A scattered grouping of blue and violet stars shines near the lower half of the image. Distant galaxies fill the black background of space, and bright stars with diffraction spikes are visible throughout.
This new NASA Hubble Space Telescope image is of the spiral galaxy UGC 3912.
NASA, ESA, and C. Kilpatrick (Northwestern University); Processing: Gladys Kober (NASA/Catholic University of America)

UGC 3912 is classified as a spiral galaxy … but you wouldn't know it from this detailed NASA Hubble Space Telescope image. UGC 3912's distorted shape is typically indicative of a gravitational encounter with another galaxy. When galaxies interact - either brush up against each other's gravitational fields or even collide - their stars, dust, and gas can be pulled into new paths. UGC 3912 might have once been an organized-looking spiral, but it looks like it's been smudged out of shape by a giant thumb.

Fortunately, when galaxies interact, the individual stars and objects that orbit them remain whole even though their orbits can change so dramatically that the entire galaxy's shape is altered. That's because the distances between stars in galaxies are so vast that they don't crash into one another, just continue serenely along their new orbits.

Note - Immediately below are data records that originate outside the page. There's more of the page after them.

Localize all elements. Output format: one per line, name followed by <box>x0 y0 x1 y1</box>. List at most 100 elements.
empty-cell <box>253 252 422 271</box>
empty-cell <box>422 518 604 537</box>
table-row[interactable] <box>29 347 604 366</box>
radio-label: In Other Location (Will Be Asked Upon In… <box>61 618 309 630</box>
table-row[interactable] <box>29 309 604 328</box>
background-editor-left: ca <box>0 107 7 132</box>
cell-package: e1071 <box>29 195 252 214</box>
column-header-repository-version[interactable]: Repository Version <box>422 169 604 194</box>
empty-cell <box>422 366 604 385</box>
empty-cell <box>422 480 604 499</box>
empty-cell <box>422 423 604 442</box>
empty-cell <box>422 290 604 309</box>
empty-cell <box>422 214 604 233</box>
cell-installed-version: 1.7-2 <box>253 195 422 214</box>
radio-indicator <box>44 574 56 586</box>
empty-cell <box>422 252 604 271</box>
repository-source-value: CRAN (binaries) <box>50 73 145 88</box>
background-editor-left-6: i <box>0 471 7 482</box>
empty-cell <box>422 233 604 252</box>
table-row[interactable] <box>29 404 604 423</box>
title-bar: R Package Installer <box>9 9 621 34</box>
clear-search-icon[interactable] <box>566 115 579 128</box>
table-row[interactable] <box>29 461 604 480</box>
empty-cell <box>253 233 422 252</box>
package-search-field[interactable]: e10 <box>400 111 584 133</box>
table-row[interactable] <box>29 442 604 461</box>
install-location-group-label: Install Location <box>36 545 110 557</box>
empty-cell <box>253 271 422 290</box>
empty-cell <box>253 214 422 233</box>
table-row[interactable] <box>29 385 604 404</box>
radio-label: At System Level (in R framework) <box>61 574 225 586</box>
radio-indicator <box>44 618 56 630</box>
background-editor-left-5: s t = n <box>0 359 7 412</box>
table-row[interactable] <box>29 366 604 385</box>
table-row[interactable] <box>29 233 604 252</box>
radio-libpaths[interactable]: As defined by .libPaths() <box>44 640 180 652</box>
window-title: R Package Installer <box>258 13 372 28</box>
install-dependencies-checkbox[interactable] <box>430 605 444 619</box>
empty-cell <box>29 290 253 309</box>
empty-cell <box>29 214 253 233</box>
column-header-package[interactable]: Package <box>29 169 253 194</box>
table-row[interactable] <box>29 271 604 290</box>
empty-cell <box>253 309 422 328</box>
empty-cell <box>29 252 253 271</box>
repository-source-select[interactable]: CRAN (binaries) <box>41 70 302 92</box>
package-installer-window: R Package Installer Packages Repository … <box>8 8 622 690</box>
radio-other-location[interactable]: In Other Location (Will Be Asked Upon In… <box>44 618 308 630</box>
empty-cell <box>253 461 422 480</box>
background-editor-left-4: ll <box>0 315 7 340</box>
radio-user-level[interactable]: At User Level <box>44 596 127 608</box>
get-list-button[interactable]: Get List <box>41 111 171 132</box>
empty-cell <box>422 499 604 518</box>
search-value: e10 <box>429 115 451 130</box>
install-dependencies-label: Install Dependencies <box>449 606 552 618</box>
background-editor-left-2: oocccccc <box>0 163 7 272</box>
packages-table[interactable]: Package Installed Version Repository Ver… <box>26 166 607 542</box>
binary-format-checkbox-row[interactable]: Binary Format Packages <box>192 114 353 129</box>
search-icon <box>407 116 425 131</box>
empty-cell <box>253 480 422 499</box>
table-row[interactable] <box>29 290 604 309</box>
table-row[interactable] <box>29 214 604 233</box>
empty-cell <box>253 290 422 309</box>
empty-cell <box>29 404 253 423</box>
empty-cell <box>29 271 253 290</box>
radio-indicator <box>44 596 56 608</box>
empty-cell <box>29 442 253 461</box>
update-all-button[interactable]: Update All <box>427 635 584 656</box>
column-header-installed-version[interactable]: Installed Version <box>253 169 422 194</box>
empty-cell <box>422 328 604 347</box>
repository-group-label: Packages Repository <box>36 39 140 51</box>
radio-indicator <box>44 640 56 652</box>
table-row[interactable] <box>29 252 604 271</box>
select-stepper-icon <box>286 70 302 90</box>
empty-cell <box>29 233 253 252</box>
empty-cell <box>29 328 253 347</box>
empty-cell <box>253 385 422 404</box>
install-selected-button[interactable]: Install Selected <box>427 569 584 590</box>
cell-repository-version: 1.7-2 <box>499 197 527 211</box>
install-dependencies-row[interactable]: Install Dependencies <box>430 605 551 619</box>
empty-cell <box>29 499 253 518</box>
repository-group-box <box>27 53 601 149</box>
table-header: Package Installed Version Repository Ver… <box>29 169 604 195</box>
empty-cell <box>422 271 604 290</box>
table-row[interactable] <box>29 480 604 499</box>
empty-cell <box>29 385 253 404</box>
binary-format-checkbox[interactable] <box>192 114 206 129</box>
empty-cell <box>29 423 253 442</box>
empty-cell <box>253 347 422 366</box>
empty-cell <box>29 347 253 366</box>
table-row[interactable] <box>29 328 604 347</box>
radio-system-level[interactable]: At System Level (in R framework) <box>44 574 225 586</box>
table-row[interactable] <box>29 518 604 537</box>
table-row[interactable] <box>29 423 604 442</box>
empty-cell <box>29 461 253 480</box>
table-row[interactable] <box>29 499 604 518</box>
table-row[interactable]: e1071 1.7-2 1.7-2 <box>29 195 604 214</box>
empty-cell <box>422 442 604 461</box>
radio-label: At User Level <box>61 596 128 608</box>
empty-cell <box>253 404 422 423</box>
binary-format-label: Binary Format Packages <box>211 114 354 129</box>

Astronomers are studying UGC 3912 as part of an investigation into supernovae activity - when stars at least eight times larger than our Sun explode at the end of their lives. Hubble is examining one of the several types of supernovae, a hydrogen-rich phenomenon known as Type II. Though ample Type II supernovae have been observed, they exhibit enormous diversity in their brightness and spectroscopy and are not well understood.